As healthcare CIOs gain a better understanding of the cloud, its benefits and limitations, and how to make the switch, there has been an increase in cloud adoption.
Gartner also highlighted key benefits for healthcare organizations that decide to implement cloud options:
- Changing how IT resources are paid for (from capital to expense)
- Decreasing the time it takes to deploy and to realize value from these assets
- Creating more rapid, scalable responses to new business challenges
- Freeing up IT staff and resources to pursue opportunity and innovation
- Improving service levels and the disaster recovery capability of the enterprise
- Offering higher levels of security capability than available within the HDO IT environment
HIPAA compliance cannot be overlooked when it comes to cloud computing, Gartner noted. It is no longer enough for a vendor to simply claim “HIPAA readiness.” Instead, Gartner insisted that healthcare providers find vendors willing to sign a business associate agreement (BAA), and also adhere to both the HIPAA Security Rule and the OCR HIPAA Audit Protocol.
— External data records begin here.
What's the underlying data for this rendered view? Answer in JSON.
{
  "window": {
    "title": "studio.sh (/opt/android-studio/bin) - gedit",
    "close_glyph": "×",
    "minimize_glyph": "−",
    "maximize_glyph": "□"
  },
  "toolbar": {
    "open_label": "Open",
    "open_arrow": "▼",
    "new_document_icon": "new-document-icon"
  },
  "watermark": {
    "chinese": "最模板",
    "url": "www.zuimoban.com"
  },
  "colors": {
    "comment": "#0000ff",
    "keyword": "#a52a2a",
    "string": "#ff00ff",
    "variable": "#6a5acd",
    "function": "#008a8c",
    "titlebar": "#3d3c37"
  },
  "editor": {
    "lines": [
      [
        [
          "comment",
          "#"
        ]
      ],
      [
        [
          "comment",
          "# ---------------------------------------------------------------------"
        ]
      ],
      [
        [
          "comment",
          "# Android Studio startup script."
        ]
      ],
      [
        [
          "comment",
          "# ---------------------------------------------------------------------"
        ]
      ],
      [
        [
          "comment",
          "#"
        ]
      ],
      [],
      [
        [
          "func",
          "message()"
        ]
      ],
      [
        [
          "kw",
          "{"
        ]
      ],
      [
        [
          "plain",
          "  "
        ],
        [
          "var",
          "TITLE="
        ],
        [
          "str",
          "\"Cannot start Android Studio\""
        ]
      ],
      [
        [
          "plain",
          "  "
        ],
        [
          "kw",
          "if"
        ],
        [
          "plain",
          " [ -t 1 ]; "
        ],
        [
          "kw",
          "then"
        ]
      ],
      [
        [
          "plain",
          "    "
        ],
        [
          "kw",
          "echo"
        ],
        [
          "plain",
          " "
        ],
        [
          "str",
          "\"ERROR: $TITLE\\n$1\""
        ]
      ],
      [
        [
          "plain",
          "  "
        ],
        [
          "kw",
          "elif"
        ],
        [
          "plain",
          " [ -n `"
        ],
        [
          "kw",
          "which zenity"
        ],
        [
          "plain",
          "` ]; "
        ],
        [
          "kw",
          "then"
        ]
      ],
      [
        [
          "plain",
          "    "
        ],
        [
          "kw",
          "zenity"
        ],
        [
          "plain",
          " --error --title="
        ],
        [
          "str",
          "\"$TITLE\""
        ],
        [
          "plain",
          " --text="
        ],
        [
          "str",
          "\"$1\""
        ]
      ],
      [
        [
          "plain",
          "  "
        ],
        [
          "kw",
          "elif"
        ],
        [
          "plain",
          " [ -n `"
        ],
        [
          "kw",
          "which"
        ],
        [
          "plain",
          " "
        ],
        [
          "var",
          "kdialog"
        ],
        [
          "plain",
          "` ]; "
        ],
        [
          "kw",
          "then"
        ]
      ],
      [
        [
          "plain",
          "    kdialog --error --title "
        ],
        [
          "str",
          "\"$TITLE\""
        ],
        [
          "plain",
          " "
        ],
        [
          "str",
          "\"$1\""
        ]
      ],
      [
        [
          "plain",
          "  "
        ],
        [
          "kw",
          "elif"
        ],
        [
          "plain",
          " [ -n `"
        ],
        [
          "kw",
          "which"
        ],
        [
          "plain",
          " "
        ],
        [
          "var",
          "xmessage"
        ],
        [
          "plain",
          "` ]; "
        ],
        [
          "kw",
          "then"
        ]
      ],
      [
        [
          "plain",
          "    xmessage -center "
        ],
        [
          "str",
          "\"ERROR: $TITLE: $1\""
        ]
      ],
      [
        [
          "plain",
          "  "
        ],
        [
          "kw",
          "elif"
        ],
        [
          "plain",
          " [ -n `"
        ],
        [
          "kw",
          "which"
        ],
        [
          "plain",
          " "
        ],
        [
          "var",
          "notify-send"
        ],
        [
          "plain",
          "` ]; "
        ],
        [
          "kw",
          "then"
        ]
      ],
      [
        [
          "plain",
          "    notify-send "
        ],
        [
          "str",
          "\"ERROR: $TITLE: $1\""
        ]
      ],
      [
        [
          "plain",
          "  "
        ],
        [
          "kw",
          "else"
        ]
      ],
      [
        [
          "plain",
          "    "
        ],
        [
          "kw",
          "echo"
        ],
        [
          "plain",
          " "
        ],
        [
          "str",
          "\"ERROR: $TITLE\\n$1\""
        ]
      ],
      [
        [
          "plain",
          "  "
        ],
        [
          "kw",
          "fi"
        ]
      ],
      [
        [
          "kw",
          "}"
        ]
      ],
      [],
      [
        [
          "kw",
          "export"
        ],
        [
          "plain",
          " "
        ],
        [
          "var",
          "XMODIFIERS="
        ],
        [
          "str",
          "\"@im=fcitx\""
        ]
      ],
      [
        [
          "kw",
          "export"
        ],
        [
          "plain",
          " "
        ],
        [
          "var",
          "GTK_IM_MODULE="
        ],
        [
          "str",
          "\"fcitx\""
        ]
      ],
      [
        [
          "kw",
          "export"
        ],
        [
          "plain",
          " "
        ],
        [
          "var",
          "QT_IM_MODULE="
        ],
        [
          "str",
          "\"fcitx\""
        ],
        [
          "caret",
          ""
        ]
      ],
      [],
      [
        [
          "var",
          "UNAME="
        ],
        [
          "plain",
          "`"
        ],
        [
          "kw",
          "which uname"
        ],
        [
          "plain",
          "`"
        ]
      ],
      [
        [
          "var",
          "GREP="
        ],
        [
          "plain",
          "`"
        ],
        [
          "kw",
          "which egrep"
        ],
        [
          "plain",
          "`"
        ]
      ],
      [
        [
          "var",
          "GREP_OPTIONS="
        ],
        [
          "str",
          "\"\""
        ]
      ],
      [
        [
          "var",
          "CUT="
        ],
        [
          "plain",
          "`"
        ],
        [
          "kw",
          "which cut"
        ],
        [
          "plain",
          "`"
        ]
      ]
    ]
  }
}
A service provider should also be willing to adhere to standards such as SSAE 16 Type II, as well as a third-party compliance assessment or healthcare-specific security framework results, such as HITRUST.
“There is no such thing as ‘HIPAA compliance’ per se,” the report’s authors explained. “There is only the exercise of a standard of due care against the rule. The lack of a BAA does not release a cloud service provider from its responsibilities under the law.”
If a vendor is outside of the US, Gartner recommended that providers ensure that the vendor adheres to its regulatory counterpart, such as the European data protection Directive 95/46/EC.
CIOs looking to develop an IT strategy for a real-time health system should also contract for services that do not involve PHI storage, including secure messaging, clinical communications, and mobile device management. This approach can help gather more experience in selecting and managing CSPs.
“Healthcare provider CIOs are moving from skepticism to acceptance through a considered, sometimes reluctant, embrace of the cloud,” the report stated. “Gartner observes that healthcare provider CIOs are now taking advantage of SaaS offerings for their own purposes — subscribing to cloud-hosted service such as email, hosted virtual desktops, identity and access management, mobile device management, office productivity tools, and application support and service desk services.”